Claimant contends that the Board breached a statutory duty in failing to promulgate the written provisions, as required by the 2011 amendments, establishing a special relationship. "To form a special relationship through breach of a statutory duty, the governing statute must authorize a private right of action" (Pelaez v Seide, 2 NY3d at 200; accord Signature Health Ctr., LLC v State of New York, 92 AD3d at 14). Inasmuch as Executive Law article 12-B, which sets forth the procedures governing parole, does not expressly authorize a private right of action for claimant to recover civil damages for a violation of its provisions, recovery may only be obtained if a private right of action may be implied (see McLean v City of New York, 12 NY3d at 200; Signature Health Ctr., LLC v State of New York, 92 AD3d at 14). "One may be fairly implied when (1) [claimant] is one of the class for whose particular benefit the statute was enacted; (2) recognition of a private right of action would promote the legislative purpose of the governing statute; and (3) to do so would be consistent with the legislative scheme" (Pelaez v Seide, 2 NY3d at 200 [citation omitted]; accord McLean v City of New York, 12 NY3d at 200). "If one of these prerequisites is lacking, the claim will fail" (Pelaez v Seide, 2 NY3d at 200).

We agree with the Court of Claims that a private action may not be fairly implied here. The Legislature provides recourse under CPLR article 78 for inmates to address perceived instances where the Board did not satisfy its statutory obligations in making parole release determinations (see CPLR 7803; Signature Health Ctr., LLC v State of New York, 92 AD3d at 17; see e.g. Matter of Hawthorne v Stanford, 135 AD3d 1036 [2016]; Matter of Garfield v Evans, 108 AD3d 830 [2013])[FN1]. As the Legislature has established procedures for review of parole release decisions, "it is fair to infer that had it intended to create a private right of action . . ., it would have specifically done so" (Signature Health Ctr., LLC v State of New York, 92 AD3d at 17; see McLean v City of New York, 12 NY3d at 200-201). Accordingly, permitting a private action here would be inconsistent with the legislative scheme (see Signature Health Ctr., LLC v State of New York, 92 AD3d at 15-17). As to claimant's state constitutional tort claim, the recognition of such a claim is unnecessary "given the additional avenues of redress that are available" (Blake v State of New York, 145 AD3d 1336, 1337 [2016]; see Martinez v City of Schenectady, 97 NY2d 78, 83 [2001]). Accordingly, the Court of Claims properly granted defendant's motion to dismiss the claim for failure to state a cause of action. Claimant's remaining contentions have been considered and found to be without merit.

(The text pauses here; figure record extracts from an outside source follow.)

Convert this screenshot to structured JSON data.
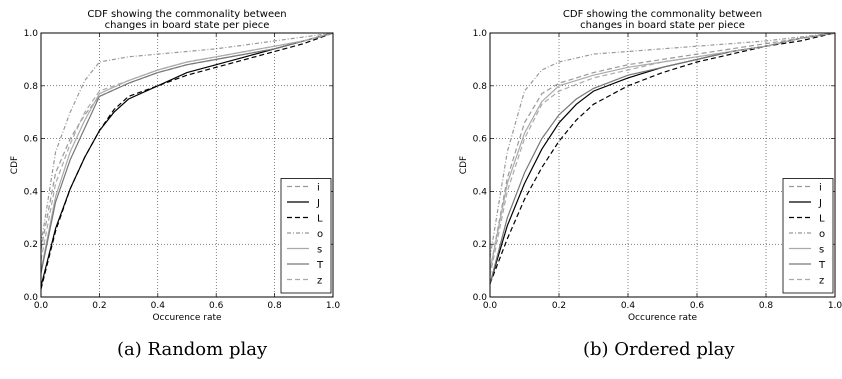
{
  "chart_data": [
    {
      "type": "line",
      "title": "CDF showing the commonality between changes in board state per piece",
      "title_lines": [
        "CDF showing the commonality between",
        "changes in board state per piece"
      ],
      "xlabel": "Occurence rate",
      "ylabel": "CDF",
      "xlim": [
        0.0,
        1.0
      ],
      "ylim": [
        0.0,
        1.0
      ],
      "xticks": [
        "0.0",
        "0.2",
        "0.4",
        "0.6",
        "0.8",
        "1.0"
      ],
      "yticks": [
        "0.0",
        "0.2",
        "0.4",
        "0.6",
        "0.8",
        "1.0"
      ],
      "grid": true,
      "legend_position": "lower-right",
      "caption": "(a) Random play",
      "series": [
        {
          "name": "i",
          "color": "#999999",
          "dash": "dashed",
          "x": [
            0,
            0.05,
            0.1,
            0.15,
            0.2,
            0.3,
            0.4,
            0.5,
            0.6,
            0.7,
            0.8,
            0.9,
            1.0
          ],
          "y": [
            0.18,
            0.47,
            0.6,
            0.69,
            0.76,
            0.81,
            0.85,
            0.88,
            0.9,
            0.92,
            0.94,
            0.97,
            1.0
          ]
        },
        {
          "name": "J",
          "color": "#000000",
          "dash": "solid",
          "x": [
            0,
            0.05,
            0.1,
            0.15,
            0.2,
            0.25,
            0.3,
            0.4,
            0.5,
            0.6,
            0.7,
            0.8,
            0.9,
            1.0
          ],
          "y": [
            0.04,
            0.26,
            0.41,
            0.53,
            0.63,
            0.7,
            0.75,
            0.8,
            0.85,
            0.88,
            0.91,
            0.94,
            0.97,
            1.0
          ]
        },
        {
          "name": "L",
          "color": "#000000",
          "dash": "dashed",
          "x": [
            0,
            0.05,
            0.1,
            0.15,
            0.2,
            0.25,
            0.3,
            0.4,
            0.5,
            0.6,
            0.7,
            0.8,
            0.9,
            1.0
          ],
          "y": [
            0.03,
            0.25,
            0.41,
            0.53,
            0.63,
            0.71,
            0.76,
            0.8,
            0.84,
            0.87,
            0.9,
            0.93,
            0.96,
            1.0
          ]
        },
        {
          "name": "o",
          "color": "#999999",
          "dash": "dashdot",
          "x": [
            0,
            0.05,
            0.1,
            0.15,
            0.2,
            0.3,
            0.4,
            0.5,
            0.6,
            0.7,
            0.8,
            0.9,
            1.0
          ],
          "y": [
            0.2,
            0.55,
            0.7,
            0.82,
            0.89,
            0.91,
            0.92,
            0.93,
            0.94,
            0.955,
            0.97,
            0.985,
            1.0
          ]
        },
        {
          "name": "s",
          "color": "#aaaaaa",
          "dash": "solid",
          "x": [
            0,
            0.05,
            0.1,
            0.15,
            0.2,
            0.3,
            0.4,
            0.5,
            0.6,
            0.7,
            0.8,
            0.9,
            1.0
          ],
          "y": [
            0.1,
            0.38,
            0.55,
            0.67,
            0.77,
            0.82,
            0.86,
            0.89,
            0.91,
            0.93,
            0.95,
            0.97,
            1.0
          ]
        },
        {
          "name": "T",
          "color": "#777777",
          "dash": "solid",
          "x": [
            0,
            0.05,
            0.1,
            0.15,
            0.2,
            0.3,
            0.4,
            0.5,
            0.6,
            0.7,
            0.8,
            0.9,
            1.0
          ],
          "y": [
            0.09,
            0.36,
            0.52,
            0.64,
            0.76,
            0.81,
            0.85,
            0.88,
            0.9,
            0.92,
            0.94,
            0.97,
            1.0
          ]
        },
        {
          "name": "z",
          "color": "#aaaaaa",
          "dash": "dashed",
          "x": [
            0,
            0.05,
            0.1,
            0.15,
            0.2,
            0.3,
            0.4,
            0.5,
            0.6,
            0.7,
            0.8,
            0.9,
            1.0
          ],
          "y": [
            0.14,
            0.43,
            0.58,
            0.7,
            0.78,
            0.82,
            0.86,
            0.89,
            0.91,
            0.93,
            0.95,
            0.97,
            1.0
          ]
        }
      ]
    },
    {
      "type": "line",
      "title": "CDF showing the commonality between changes in board state per piece",
      "title_lines": [
        "CDF showing the commonality between",
        "changes in board state per piece"
      ],
      "xlabel": "Occurence rate",
      "ylabel": "CDF",
      "xlim": [
        0.0,
        1.0
      ],
      "ylim": [
        0.0,
        1.0
      ],
      "xticks": [
        "0.0",
        "0.2",
        "0.4",
        "0.6",
        "0.8",
        "1.0"
      ],
      "yticks": [
        "0.0",
        "0.2",
        "0.4",
        "0.6",
        "0.8",
        "1.0"
      ],
      "grid": true,
      "legend_position": "lower-right",
      "caption": "(b) Ordered play",
      "series": [
        {
          "name": "i",
          "color": "#999999",
          "dash": "dashed",
          "x": [
            0,
            0.05,
            0.1,
            0.15,
            0.2,
            0.3,
            0.4,
            0.5,
            0.6,
            0.7,
            0.8,
            0.9,
            1.0
          ],
          "y": [
            0.1,
            0.45,
            0.66,
            0.77,
            0.81,
            0.85,
            0.88,
            0.9,
            0.92,
            0.94,
            0.96,
            0.98,
            1.0
          ]
        },
        {
          "name": "J",
          "color": "#000000",
          "dash": "solid",
          "x": [
            0,
            0.05,
            0.1,
            0.15,
            0.2,
            0.25,
            0.3,
            0.4,
            0.5,
            0.6,
            0.7,
            0.8,
            0.9,
            1.0
          ],
          "y": [
            0.05,
            0.27,
            0.43,
            0.56,
            0.66,
            0.73,
            0.78,
            0.83,
            0.87,
            0.9,
            0.93,
            0.95,
            0.98,
            1.0
          ]
        },
        {
          "name": "L",
          "color": "#000000",
          "dash": "dashed",
          "x": [
            0,
            0.05,
            0.1,
            0.15,
            0.2,
            0.25,
            0.3,
            0.4,
            0.5,
            0.6,
            0.7,
            0.8,
            0.9,
            1.0
          ],
          "y": [
            0.05,
            0.22,
            0.37,
            0.49,
            0.59,
            0.67,
            0.73,
            0.8,
            0.85,
            0.89,
            0.92,
            0.95,
            0.97,
            1.0
          ]
        },
        {
          "name": "o",
          "color": "#999999",
          "dash": "dashdot",
          "x": [
            0,
            0.05,
            0.1,
            0.15,
            0.2,
            0.3,
            0.4,
            0.5,
            0.6,
            0.7,
            0.8,
            0.9,
            1.0
          ],
          "y": [
            0.15,
            0.55,
            0.78,
            0.86,
            0.89,
            0.92,
            0.93,
            0.94,
            0.95,
            0.96,
            0.97,
            0.985,
            1.0
          ]
        },
        {
          "name": "s",
          "color": "#aaaaaa",
          "dash": "solid",
          "x": [
            0,
            0.05,
            0.1,
            0.15,
            0.2,
            0.3,
            0.4,
            0.5,
            0.6,
            0.7,
            0.8,
            0.9,
            1.0
          ],
          "y": [
            0.1,
            0.43,
            0.62,
            0.74,
            0.8,
            0.84,
            0.87,
            0.89,
            0.91,
            0.93,
            0.95,
            0.98,
            1.0
          ]
        },
        {
          "name": "T",
          "color": "#777777",
          "dash": "solid",
          "x": [
            0,
            0.05,
            0.1,
            0.15,
            0.2,
            0.25,
            0.3,
            0.4,
            0.5,
            0.6,
            0.7,
            0.8,
            0.9,
            1.0
          ],
          "y": [
            0.05,
            0.3,
            0.47,
            0.6,
            0.69,
            0.75,
            0.79,
            0.84,
            0.87,
            0.9,
            0.93,
            0.95,
            0.98,
            1.0
          ]
        },
        {
          "name": "z",
          "color": "#aaaaaa",
          "dash": "dashed",
          "x": [
            0,
            0.05,
            0.1,
            0.15,
            0.2,
            0.3,
            0.4,
            0.5,
            0.6,
            0.7,
            0.8,
            0.9,
            1.0
          ],
          "y": [
            0.08,
            0.4,
            0.6,
            0.73,
            0.78,
            0.83,
            0.86,
            0.89,
            0.91,
            0.93,
            0.95,
            0.98,
            1.0
          ]
        }
      ]
    }
  ]
}
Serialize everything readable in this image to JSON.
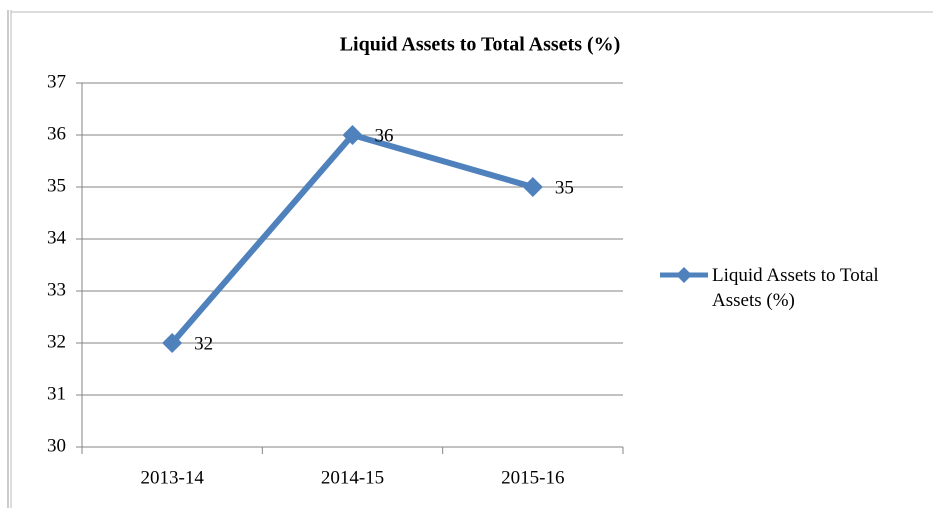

Egan Jr., Aarons, Rumsey and Pritzker, JJ., concur.

ORDERED that the order is affirmed, without costs.

Footnotes


Footnote 1: Notably, claimant raised this issue in a CPLR article 78 proceeding challenging the Board's 2015 denial of parole release (Matter of Franza v Stanford, 155 AD3d 1291 [2017], lv denied 30 NY3d 911 [2018]). Supreme Court dismissed the petition finding, among other things, that the procedures followed by the Board complied with the statutory directives, and this Court affirmed (id. at 1291-1292).